Released today: "The Math(s) Fix"

TMF day has finally arrived. After more than 15 years of conceptualising the idea, 10 years of build-out and 2 years of writing and editing, I have assembled “The Math(s) Fix: An Education Blueprint for the AI Age” or TMF for short and thrown it out to the world today in ink and e-ink and at my virtual launch event (4pm UK time—free for all to attend).

mathsfix.jpg

So what have I done? Propose a fundamentally new core computational subject at school with a changed assumption: computers exist and students should use them. Not just use them for remote learning or improved pedagogy but for the subject they were born out of and have rocket-boosted. Real-world maths is computer-based—calculations not done by humans but by computers—but our school curricula are not. Very different.

Today’s maths education has become an unhealthy fixation for assessment, an addictive fix for policymakers to push, and therefore hard to fundamentally fix. I intended all these meanings in entitling this book The Math(s) Fix with a crucial extra one added: spelling out the solution, the fix in detail.
— The Math(s) Fix

The Math(s) Fix uniquely maps out the vision, the solution and ways to make the change to move to this new reality. A new reality that the rapidly enveloping AI age demands of education or us humans will lose out. We don’t want omnipresent computers to become omnipotent; instead we want to be in charge, computationally literate throughout society, like society has so successfully become literate (in reading and writing).

Untitled.png

I did not want to write a dry book for maths aficionados. I set out to write an engaging and accessible book, a book for everyone to understand what’s needed, why, how—and as I put it “What the hell’s the point of learning this?”. Peppered with the serious hard stuff are anecdotes, my educational failures and how my daughter’s fared. Then the objections—arguing against my positions with what I’m confronted with. I think real maths and computation go across much of what we do in life these days so I have gone broadly through topics that are or should be related too. How management, law and medicine relate. What I’ve learnt about the politics of education in different countries. Why the educational ecosystem has become so stuck.
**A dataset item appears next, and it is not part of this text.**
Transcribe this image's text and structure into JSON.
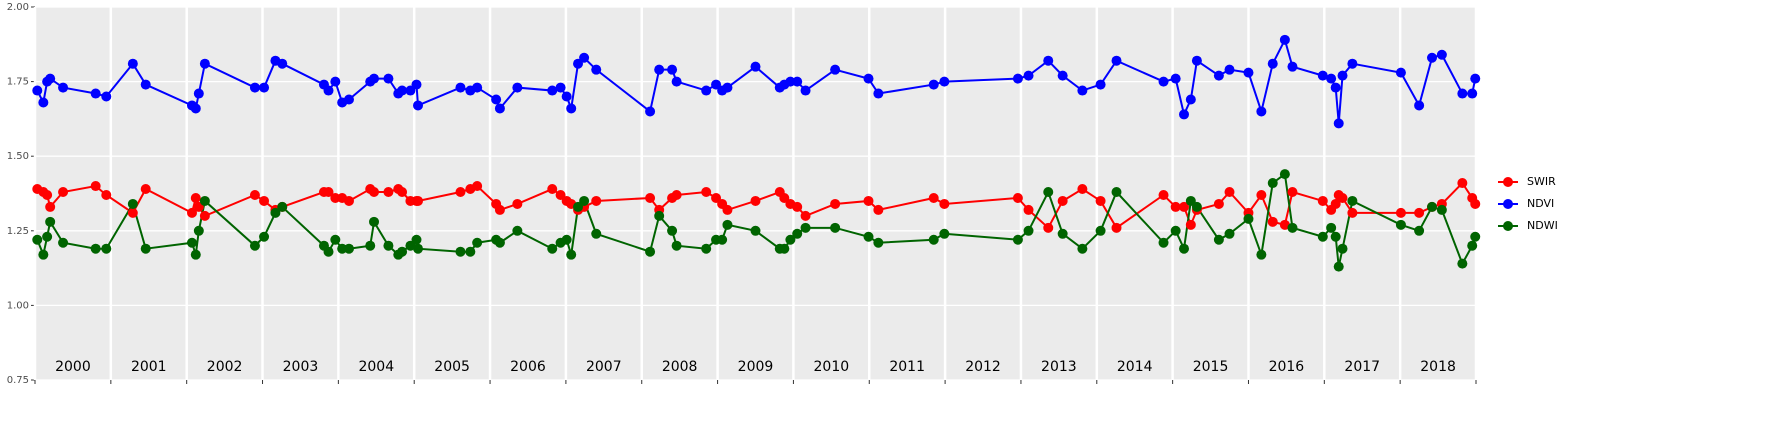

Fixing maths is urgent. I want to seed this change not just by complaining about what’s gone wrong but offering up a solution. Urgent doesn’t mean easy or fast. It’s neither. But with everyone’s collective efforts we can get this done…just like we achieved close-to universal education and literacy in decades gone by.

The Math(s) Fix can be a catalyst for this critical change. The more each person sees what real-world maths is all about, how it can help them and what we need to do to get there, the better for all of us in so many ways: decisions, achievement, equity. The book can enlighten everyone to what’s wrong so we can make it right.

I hope you can come along on this journey, and if so, let me know how you get along. Even more so, please encourage others to take a look, and a read.

Alongside the book, we are launching our campaign today: “The Maths Fix Campaign for Core Computational Curriculum Change” or MFC$^5$ for short. Please add your name, add your voice and support this if you agree.

Oh, and today really is my big day. Life II starts in another way as well: it’s my 50th birthday (and I’m definitely feeling more $\frac{100}{2}$ than $7^2 + 1$)!